En tout cas, cette question m'a fait réfléchir sur les influences diverses que mon  français a subies depuis ma naissance. Je suis né en France, mais j'ai  passé les 27 dernières années (en gros la seconde moitié de ma vie) au  Canada, en contact quotidien avec des Anglophones et des Francophones d'origines diverses. Je n'ai a bsolument pas été choqué par  "un peu de nuages" quand je l'ai lu dans le message de Charlie, et je me  suis même demandé pourquoi Jann le trouvait incorrect. Je suis porté à dire, comme  Point-Virgule, "un peu de sous", "un peu de bonbons", etc., mais je me  demande si c'est un usage que j'ai acquis au Canada sur le tard ou si ça se disait  aussi dans mon coin de France quand j'y habitais.


----------



## jann

Nicomon said:


> There, I personally would say : _c'est un peu nuageux. _
> It would never occur to me to write_ un peu de nuage_ in the singular...

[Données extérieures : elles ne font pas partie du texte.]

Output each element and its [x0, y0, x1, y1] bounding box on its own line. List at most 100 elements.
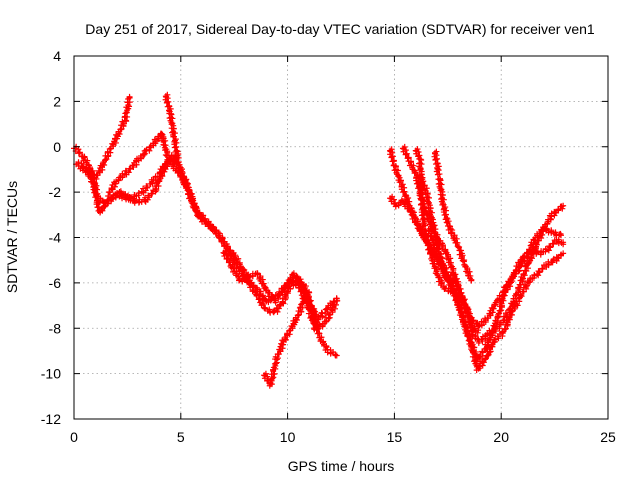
data-point: [560, 202, 567, 209]
data-point: [492, 336, 499, 343]
data-point: [517, 292, 524, 299]
data-point: [273, 360, 280, 367]
data-point: [540, 224, 547, 231]
data-point: [106, 189, 113, 196]
data-point: [126, 103, 133, 110]
data-point: [504, 319, 511, 326]
data-point: [432, 239, 439, 246]
data-point: [402, 191, 409, 198]
data-point: [519, 288, 526, 295]
data-point: [314, 330, 321, 337]
data-point: [88, 169, 95, 176]
data-point: [486, 310, 493, 317]
data-point: [524, 282, 531, 289]
data-point: [81, 153, 88, 160]
data-point: [405, 195, 412, 202]
data-point: [224, 244, 231, 251]
data-point: [115, 130, 122, 137]
series-track-4: [105, 130, 180, 199]
y-tick-label: -4: [49, 230, 62, 246]
data-point: [455, 304, 462, 311]
data-point: [238, 270, 245, 277]
data-point: [254, 271, 261, 278]
y-tick-label: -2: [49, 184, 62, 200]
data-point: [522, 284, 529, 291]
data-point: [402, 151, 409, 158]
data-point: [326, 312, 333, 319]
series-track-5: [162, 91, 210, 226]
y-tick-label: -12: [41, 411, 61, 427]
data-point: [333, 298, 340, 305]
data-point: [423, 185, 430, 192]
data-point: [292, 316, 299, 323]
data-point: [438, 280, 445, 287]
data-point: [460, 318, 467, 325]
data-point: [480, 359, 487, 366]
data-point: [196, 209, 203, 216]
data-point: [488, 343, 495, 350]
data-point: [560, 250, 567, 257]
data-point: [446, 222, 453, 229]
data-point: [262, 286, 269, 293]
data-point: [472, 354, 479, 361]
data-point: [166, 154, 173, 161]
data-point: [419, 178, 426, 185]
data-point: [525, 279, 532, 286]
data-point: [322, 310, 329, 317]
data-point: [499, 295, 506, 302]
x-tick-label: 5: [177, 429, 185, 445]
data-point: [170, 157, 177, 164]
data-point: [552, 229, 559, 236]
data-point: [475, 339, 482, 346]
data-point: [284, 280, 291, 287]
x-tick-label: 25: [600, 429, 616, 445]
data-point: [223, 255, 230, 262]
data-point: [259, 293, 266, 300]
data-point: [311, 326, 318, 333]
series-track-9: [387, 193, 567, 374]
data-points: [71, 91, 567, 389]
data-point: [117, 188, 124, 195]
data-point: [211, 226, 218, 233]
series-track-7: [261, 288, 313, 389]
data-point: [424, 238, 431, 245]
data-point: [228, 253, 235, 260]
data-point: [155, 183, 162, 190]
data-point: [202, 215, 209, 222]
data-point: [461, 299, 468, 306]
data-point: [495, 311, 502, 318]
data-point: [458, 294, 465, 301]
data-point: [479, 349, 486, 356]
data-point: [515, 285, 522, 292]
data-point: [305, 288, 312, 295]
series-track-14: [431, 148, 475, 284]
x-tick-label: 15: [387, 429, 403, 445]
data-point: [410, 211, 417, 218]
data-point: [526, 246, 533, 253]
data-point: [536, 269, 543, 276]
data-point: [443, 269, 450, 276]
data-point: [109, 195, 116, 202]
data-point: [493, 321, 500, 328]
data-point: [420, 183, 427, 190]
data-point: [437, 260, 444, 267]
data-point: [323, 342, 330, 349]
data-point: [281, 335, 288, 342]
data-point: [229, 261, 236, 268]
data-point: [117, 126, 124, 133]
data-point: [127, 166, 134, 173]
data-point: [413, 221, 420, 228]
data-point: [106, 146, 113, 153]
data-point: [485, 351, 492, 358]
y-tick-label: -10: [41, 366, 61, 382]
data-point: [464, 333, 471, 340]
data-point: [458, 253, 465, 260]
data-point: [403, 150, 410, 157]
data-point: [461, 323, 468, 330]
data-point: [126, 93, 133, 100]
data-point: [333, 352, 340, 359]
data-point: [308, 317, 315, 324]
data-point: [271, 370, 278, 377]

 Sorry if I wasn't clear!  I didn't mean to say that this was my preferred translation of "It's a bit cloudy"!!  I was just looking for a syntax where I might possibly be able to justify the singular.  And saying "there's a bit of cloud" is really very strange in English too... unless, perhaps, you're commenting on the weather, e.g., "Wow, what a beautiful fall day! Not a cloud in the sky! ... No, my mistake, there's a (tiny) bit/wisp of cloud over there..."


Mauricet said:


> On ne devrait donc pas dire _il y a du nuage_, sauf figure de rhétorique (comme on dirait par exemple _il y a du flic en pagaille dans cette manif_


And that is indeed exactly the kind of usage I had in mind.  (I remember a friend making a wry comment about a campsite: "il y a du fourmis"...) 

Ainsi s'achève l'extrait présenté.